Le débat sur l’avenir politique de la Mauritanie prend une nouvelle tournure. Plusieurs jeunes militants politiques ont déposé, lundi, une plainte auprès du tribunal de Nouakchott-Ouest contre des personnes appelant à un troisième mandat du président Mohamed Ould Cheikh El Ghazouani.
L’initiative est portée par Wajah Al-Adham, secrétaire général du Parti des travailleurs mauritaniens.
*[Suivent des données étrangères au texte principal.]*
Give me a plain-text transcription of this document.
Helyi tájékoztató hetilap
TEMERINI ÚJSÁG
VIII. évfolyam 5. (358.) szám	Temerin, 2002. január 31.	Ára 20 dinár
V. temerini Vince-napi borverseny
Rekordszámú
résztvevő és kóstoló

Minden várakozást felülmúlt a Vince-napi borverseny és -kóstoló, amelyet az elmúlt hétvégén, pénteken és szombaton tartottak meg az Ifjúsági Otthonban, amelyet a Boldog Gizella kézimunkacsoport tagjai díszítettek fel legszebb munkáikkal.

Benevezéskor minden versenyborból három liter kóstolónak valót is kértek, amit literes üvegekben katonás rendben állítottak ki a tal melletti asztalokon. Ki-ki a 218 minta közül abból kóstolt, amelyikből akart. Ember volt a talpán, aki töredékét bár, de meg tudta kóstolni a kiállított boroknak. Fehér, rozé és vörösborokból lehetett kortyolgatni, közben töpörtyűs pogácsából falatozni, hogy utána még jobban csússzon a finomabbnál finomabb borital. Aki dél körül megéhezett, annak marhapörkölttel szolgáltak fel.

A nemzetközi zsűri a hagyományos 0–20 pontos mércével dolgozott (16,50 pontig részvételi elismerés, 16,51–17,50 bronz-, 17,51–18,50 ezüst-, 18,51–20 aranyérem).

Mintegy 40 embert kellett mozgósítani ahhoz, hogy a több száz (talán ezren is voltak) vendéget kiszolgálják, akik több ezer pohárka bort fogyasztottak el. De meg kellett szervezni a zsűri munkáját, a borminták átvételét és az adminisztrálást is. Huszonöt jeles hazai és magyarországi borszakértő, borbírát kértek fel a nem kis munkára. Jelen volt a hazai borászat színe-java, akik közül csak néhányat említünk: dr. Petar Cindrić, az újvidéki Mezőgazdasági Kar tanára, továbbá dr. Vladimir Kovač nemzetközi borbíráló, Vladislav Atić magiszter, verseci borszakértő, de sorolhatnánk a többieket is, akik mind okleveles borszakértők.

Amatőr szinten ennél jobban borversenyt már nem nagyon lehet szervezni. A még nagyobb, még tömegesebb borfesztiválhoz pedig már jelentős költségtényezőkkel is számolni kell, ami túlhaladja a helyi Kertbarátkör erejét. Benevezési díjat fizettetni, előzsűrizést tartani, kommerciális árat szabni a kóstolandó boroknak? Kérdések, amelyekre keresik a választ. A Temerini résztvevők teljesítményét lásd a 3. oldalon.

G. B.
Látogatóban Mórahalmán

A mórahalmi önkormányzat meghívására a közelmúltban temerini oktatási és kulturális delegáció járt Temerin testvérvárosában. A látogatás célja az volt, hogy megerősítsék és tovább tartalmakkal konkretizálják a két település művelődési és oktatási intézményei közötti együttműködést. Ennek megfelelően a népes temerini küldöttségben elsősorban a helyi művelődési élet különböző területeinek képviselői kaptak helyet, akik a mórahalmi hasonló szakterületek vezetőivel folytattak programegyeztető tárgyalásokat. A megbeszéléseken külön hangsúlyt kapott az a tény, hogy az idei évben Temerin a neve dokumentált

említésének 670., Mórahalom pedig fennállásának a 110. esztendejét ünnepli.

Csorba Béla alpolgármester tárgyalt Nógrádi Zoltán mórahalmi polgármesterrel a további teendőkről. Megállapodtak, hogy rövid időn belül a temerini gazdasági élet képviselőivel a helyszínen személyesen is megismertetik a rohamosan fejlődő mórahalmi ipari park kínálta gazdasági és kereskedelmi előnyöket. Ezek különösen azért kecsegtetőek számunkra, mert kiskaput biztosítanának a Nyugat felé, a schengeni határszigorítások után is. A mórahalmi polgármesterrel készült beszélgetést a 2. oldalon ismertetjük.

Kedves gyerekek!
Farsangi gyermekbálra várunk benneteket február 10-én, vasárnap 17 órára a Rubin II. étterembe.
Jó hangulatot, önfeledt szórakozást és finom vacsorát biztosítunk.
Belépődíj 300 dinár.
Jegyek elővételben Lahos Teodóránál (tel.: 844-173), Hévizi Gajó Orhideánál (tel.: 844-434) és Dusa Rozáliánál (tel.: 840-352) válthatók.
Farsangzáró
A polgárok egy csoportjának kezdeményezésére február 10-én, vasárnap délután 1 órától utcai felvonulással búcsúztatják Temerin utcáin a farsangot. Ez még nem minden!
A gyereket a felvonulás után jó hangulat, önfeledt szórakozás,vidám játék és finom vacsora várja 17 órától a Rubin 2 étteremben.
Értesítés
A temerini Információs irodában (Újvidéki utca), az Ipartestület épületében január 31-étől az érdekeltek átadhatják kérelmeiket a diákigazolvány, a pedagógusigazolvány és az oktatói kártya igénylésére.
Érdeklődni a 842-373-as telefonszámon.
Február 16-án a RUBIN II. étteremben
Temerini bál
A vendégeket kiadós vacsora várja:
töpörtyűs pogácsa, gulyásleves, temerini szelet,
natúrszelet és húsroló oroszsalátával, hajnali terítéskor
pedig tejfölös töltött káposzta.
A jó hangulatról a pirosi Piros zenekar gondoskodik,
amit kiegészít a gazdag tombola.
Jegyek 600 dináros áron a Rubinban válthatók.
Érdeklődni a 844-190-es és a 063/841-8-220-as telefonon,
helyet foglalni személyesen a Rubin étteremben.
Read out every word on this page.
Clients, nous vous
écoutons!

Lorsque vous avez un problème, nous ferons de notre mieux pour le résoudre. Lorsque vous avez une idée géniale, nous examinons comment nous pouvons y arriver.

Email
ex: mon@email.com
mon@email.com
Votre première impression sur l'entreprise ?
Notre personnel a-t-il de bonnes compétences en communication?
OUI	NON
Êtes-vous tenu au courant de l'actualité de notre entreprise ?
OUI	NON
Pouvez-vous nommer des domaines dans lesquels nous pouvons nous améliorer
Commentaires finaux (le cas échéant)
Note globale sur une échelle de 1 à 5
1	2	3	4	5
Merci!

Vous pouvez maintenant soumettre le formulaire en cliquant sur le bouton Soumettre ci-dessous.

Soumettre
À travers cette démarche judiciaire, les plaignants entendent contester les appels en faveur d’une nouvelle candidature du chef de l’État, qu’ils jugent incompatibles avec les dispositions constitutionnelles encadrant le nombre de mandats présidentiels.
Selon les initiateurs de la plainte, la promotion d’un troisième mandat ne constitue pas seulement une position politique, mais pourrait représenter une remise en cause des principes constitutionnels qui régissent l’alternance au pouvoir.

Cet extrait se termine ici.